In fact, the idea is not new. For the past nine years, conservative assemblymen have annually introduced versions of a North Korean Human Rights Act in the National Assembly. While the details of the bills have varied slightly, the general gist has remained the same: a strengthened institutional framework for the Korean government to address and document North Korean human rights abuses; a commitment to promoting greater international awareness of North Korean human rights abuses; the development of a North Korean Human Rights Action Plan; effective humanitarian aid and support for civic human rights activists.

Until now, however, such bills have regularly been rejected by progressive politicians. Progressives have tended to deem such initiatives as ineffective and detrimental to inter-Korean cooperation, and they have particularly objected to the provision of support for civic groups and the establishment of an archive to document North Korean human rights abuses. At times, progressive politicians have countered by introducing bills that focus on humanitarian aid rather than human rights, but these competing bills have invariably become the subject of shrill and repetitive partisan bickering rather than honest attempts at compromise.

The result of this inability to compromise has been a dismal failure of the South Korean state to effectively condemn the brutalities of the North Korean regime with a united voice. This failure stands in marked contrast to United States and Japan, each of which has adopted their own North Korean Human Rights Acts. It also stands in contrast to the international community as a whole, which is increasingly united and vocal in condemning the brutality of the Pyongyang regime, as evidenced by the UN Human Right Council’s consensus establishment of a Commission of Inquiry on North Korean Human Rights. The Chairman of this Commission, Michael Kirby, has lamented the indifference of South Koreans to North Korean human rights abuses, which he contrasted with the active role of West German youth in raising East German human rights issues before German reunification.

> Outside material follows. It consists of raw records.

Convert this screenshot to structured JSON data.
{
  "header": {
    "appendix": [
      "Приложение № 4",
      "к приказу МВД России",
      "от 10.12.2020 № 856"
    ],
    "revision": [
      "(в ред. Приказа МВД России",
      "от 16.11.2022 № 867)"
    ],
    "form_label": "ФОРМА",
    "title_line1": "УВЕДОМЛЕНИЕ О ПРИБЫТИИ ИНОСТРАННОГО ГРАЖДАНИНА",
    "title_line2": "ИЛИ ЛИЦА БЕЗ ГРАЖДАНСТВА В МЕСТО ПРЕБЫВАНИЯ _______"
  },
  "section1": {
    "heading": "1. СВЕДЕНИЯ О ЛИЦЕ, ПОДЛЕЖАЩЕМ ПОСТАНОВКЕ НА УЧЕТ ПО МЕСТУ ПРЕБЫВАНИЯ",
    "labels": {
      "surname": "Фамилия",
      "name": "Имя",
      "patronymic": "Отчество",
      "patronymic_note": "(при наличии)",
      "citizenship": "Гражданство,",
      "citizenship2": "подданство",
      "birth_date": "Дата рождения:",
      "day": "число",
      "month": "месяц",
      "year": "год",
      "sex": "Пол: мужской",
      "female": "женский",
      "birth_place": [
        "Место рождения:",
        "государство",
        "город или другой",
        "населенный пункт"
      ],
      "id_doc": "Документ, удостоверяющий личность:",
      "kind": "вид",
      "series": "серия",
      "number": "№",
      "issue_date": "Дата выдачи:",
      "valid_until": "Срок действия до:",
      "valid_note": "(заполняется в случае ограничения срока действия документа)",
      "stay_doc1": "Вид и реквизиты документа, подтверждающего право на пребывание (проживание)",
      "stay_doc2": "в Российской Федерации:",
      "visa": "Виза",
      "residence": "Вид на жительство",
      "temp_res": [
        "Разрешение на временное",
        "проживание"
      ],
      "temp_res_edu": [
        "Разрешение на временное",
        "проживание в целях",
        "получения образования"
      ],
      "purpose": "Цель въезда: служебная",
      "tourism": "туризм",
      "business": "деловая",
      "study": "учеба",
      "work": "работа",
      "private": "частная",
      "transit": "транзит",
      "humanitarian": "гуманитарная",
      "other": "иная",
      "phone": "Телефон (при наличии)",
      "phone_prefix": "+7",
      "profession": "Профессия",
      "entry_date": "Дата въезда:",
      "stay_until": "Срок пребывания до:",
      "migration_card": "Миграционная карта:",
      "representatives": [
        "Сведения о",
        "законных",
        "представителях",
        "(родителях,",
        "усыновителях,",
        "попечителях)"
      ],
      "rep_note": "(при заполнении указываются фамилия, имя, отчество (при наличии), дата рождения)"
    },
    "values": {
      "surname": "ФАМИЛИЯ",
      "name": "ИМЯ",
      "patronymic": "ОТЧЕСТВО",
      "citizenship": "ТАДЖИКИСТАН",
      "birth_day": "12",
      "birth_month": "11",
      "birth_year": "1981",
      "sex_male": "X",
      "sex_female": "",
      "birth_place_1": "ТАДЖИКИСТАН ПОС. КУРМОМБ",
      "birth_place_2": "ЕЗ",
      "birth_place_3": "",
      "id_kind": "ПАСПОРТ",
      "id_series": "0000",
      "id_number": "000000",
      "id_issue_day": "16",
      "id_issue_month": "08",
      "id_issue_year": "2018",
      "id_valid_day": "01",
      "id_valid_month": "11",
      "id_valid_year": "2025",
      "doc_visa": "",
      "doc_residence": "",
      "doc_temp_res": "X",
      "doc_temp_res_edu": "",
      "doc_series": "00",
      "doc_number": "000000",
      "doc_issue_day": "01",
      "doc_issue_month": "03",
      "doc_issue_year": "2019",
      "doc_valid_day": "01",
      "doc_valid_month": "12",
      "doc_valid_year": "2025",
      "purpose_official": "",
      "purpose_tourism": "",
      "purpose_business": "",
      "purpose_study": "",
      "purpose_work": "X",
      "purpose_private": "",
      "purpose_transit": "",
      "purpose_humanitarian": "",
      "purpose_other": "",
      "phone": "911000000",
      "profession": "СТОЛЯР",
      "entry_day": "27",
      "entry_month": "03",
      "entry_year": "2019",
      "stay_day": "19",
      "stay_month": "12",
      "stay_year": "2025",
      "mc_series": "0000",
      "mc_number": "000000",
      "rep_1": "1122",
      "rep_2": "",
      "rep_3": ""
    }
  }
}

There is some reason to hope that after nine years of partisan bickering, however, the time may indeed be ripe for the passage of a North Korean Human Rights Act. Korean progressives have become steadily more willing to speak out against North Korean human rights abuses in recent years. In the wake of allegations of pro-North Korea statements by far-left Unified Progressive Party members, mainstream progressives in the Democratic Party may also be feeling political pressure to clarify their opposition to the worst abuses of the Pyongyang regime. Conservatives, meanwhile, may finally be in a position to accept compromised language in the act that promotes humanitarian aid for North Korea in addition to condemning human rights abuses. In fact, increased humanitarian aid is entirely consistent with Park Geun-hye’s stated North Korea policy - in contrast to the preceding administration’s insistence on withholding aid while North Korea continued its nuclear weapons program.

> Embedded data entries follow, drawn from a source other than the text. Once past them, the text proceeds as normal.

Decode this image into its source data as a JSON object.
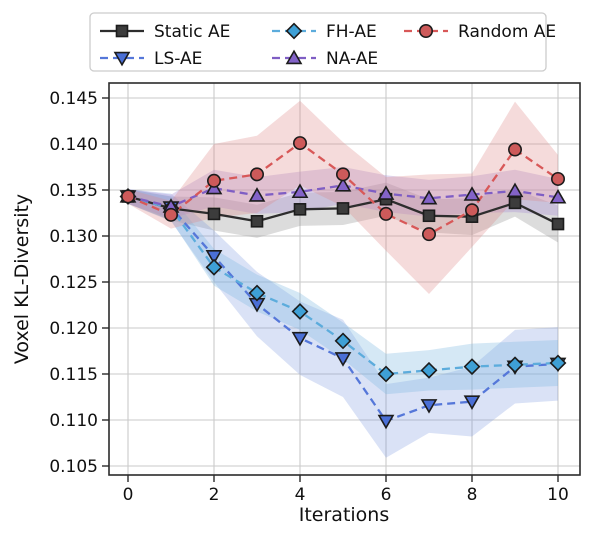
{
  "figure": {
    "background": "#ffffff"
  },
  "colors": {
    "grid": "#cacaca",
    "spine": "#2b2b2b",
    "tick": "#2b2b2b",
    "text": "#111111",
    "legend_border": "#cccccc",
    "legend_background": "#ffffff",
    "marker_edge": "#1c1c1c"
  },
  "chart_data": {
    "type": "line",
    "title": "",
    "xlabel": "Iterations",
    "ylabel": "Voxel KL-Diversity",
    "x": [
      0,
      1,
      2,
      3,
      4,
      5,
      6,
      7,
      8,
      9,
      10
    ],
    "x_tick_labels": [
      "0",
      "2",
      "4",
      "6",
      "8",
      "10"
    ],
    "y_tick_labels": [
      "0.105",
      "0.110",
      "0.115",
      "0.120",
      "0.125",
      "0.130",
      "0.135",
      "0.140",
      "0.145"
    ],
    "xlim": [
      -0.45,
      10.5
    ],
    "ylim": [
      0.104,
      0.1466
    ],
    "grid": true,
    "legend_position": "upper center, 3 columns, 2 rows",
    "series": [
      {
        "name": "Static AE",
        "line_color": "#2d2d2d",
        "line_style": "solid",
        "marker": "square",
        "marker_fill": "#3c3c3c",
        "band_color": "#8a8a8a",
        "band_alpha": 0.3,
        "values": [
          0.1343,
          0.133,
          0.1324,
          0.1316,
          0.1329,
          0.133,
          0.134,
          0.1322,
          0.1321,
          0.1336,
          0.1313
        ],
        "band_lower": [
          0.1335,
          0.1317,
          0.1306,
          0.1298,
          0.1311,
          0.1312,
          0.1322,
          0.1304,
          0.1301,
          0.1321,
          0.1293
        ],
        "band_upper": [
          0.1351,
          0.1343,
          0.1342,
          0.1334,
          0.1347,
          0.1348,
          0.1358,
          0.134,
          0.1341,
          0.1351,
          0.1333
        ]
      },
      {
        "name": "LS-AE",
        "line_color": "#5577d9",
        "line_style": "dashed",
        "marker": "triangle-down",
        "marker_fill": "#4a6fd6",
        "band_color": "#7b96e0",
        "band_alpha": 0.28,
        "values": [
          0.1343,
          0.1331,
          0.1278,
          0.1226,
          0.1189,
          0.1167,
          0.1099,
          0.1116,
          0.112,
          0.1158,
          0.1161
        ],
        "band_lower": [
          0.1335,
          0.1316,
          0.125,
          0.1191,
          0.1149,
          0.1125,
          0.1059,
          0.1086,
          0.1082,
          0.1118,
          0.1121
        ],
        "band_upper": [
          0.1351,
          0.1346,
          0.1306,
          0.1261,
          0.1229,
          0.1209,
          0.1139,
          0.1146,
          0.1158,
          0.1198,
          0.1201
        ]
      },
      {
        "name": "FH-AE",
        "line_color": "#5cacdc",
        "line_style": "dashed",
        "marker": "diamond",
        "marker_fill": "#3ea0d6",
        "band_color": "#7db8e0",
        "band_alpha": 0.32,
        "values": [
          0.1343,
          0.133,
          0.1266,
          0.1238,
          0.1218,
          0.1186,
          0.115,
          0.1154,
          0.1158,
          0.116,
          0.1162
        ],
        "band_lower": [
          0.1335,
          0.1317,
          0.1246,
          0.1218,
          0.1198,
          0.1166,
          0.1128,
          0.1132,
          0.1133,
          0.1135,
          0.1137
        ],
        "band_upper": [
          0.1351,
          0.1343,
          0.1286,
          0.1258,
          0.1238,
          0.1206,
          0.1172,
          0.1176,
          0.1183,
          0.1185,
          0.1187
        ]
      },
      {
        "name": "NA-AE",
        "line_color": "#7f5ec4",
        "line_style": "dashed",
        "marker": "triangle-up",
        "marker_fill": "#8363c8",
        "band_color": "#a98fd4",
        "band_alpha": 0.35,
        "values": [
          0.1343,
          0.1332,
          0.1352,
          0.1344,
          0.1348,
          0.1355,
          0.1346,
          0.1341,
          0.1345,
          0.1349,
          0.1342
        ],
        "band_lower": [
          0.1335,
          0.1319,
          0.1332,
          0.1324,
          0.1326,
          0.1335,
          0.1326,
          0.1321,
          0.1325,
          0.1326,
          0.1322
        ],
        "band_upper": [
          0.1351,
          0.1345,
          0.1372,
          0.1364,
          0.137,
          0.1375,
          0.1366,
          0.1361,
          0.1365,
          0.1372,
          0.1362
        ]
      },
      {
        "name": "Random AE",
        "line_color": "#d85858",
        "line_style": "dashed",
        "marker": "circle",
        "marker_fill": "#cd5a5a",
        "band_color": "#dd8888",
        "band_alpha": 0.3,
        "values": [
          0.1343,
          0.1323,
          0.136,
          0.1367,
          0.1401,
          0.1367,
          0.1324,
          0.1302,
          0.1328,
          0.1394,
          0.1362
        ],
        "band_lower": [
          0.1335,
          0.1308,
          0.132,
          0.1325,
          0.1355,
          0.1332,
          0.1284,
          0.1237,
          0.1288,
          0.134,
          0.1336
        ],
        "band_upper": [
          0.1351,
          0.1338,
          0.14,
          0.1409,
          0.1447,
          0.1402,
          0.1364,
          0.1367,
          0.1368,
          0.1446,
          0.1388
        ]
      }
    ]
  }
}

Now it is necessary for the Korean people to insist that their elected representatives stop playing political football with North Korean human rights. The Democratic Party must propose a draft act that seriously condemns North Korean human rights and works actively to improve those rights. The Saenuri Party must accept an act that promotes both economic rights - for example, through the provision of humanitarian food and medical aid when needed - and civil and political rights. The Saenuri Party should also be willing to forgo support in the act for some of the more radical human rights groups, such as the activists who send leaflets to the North via balloons who have proven such an annoyance to the North Korean leadership (and South Korean progressives).

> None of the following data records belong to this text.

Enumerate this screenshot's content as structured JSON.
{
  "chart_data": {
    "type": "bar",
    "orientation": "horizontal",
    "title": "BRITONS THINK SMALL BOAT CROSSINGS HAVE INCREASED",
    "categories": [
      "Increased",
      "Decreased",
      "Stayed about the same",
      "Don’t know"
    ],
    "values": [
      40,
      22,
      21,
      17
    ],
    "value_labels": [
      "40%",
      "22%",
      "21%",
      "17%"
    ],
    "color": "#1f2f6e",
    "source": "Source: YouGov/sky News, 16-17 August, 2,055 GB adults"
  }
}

These compromises are possible. Members of both parties despise Kim Jong-un’s brutal human rights record, as does the rest of the international community. Now it is simply a matter of making sure that a sensible North Korean Human Rights Act does not fall victim to the grandstanding and political polarization that plagues so much of South Korean politics.

*The author is associate professor at the Graduate School of International and Area Studies at Hankuk University of Foreign Studies.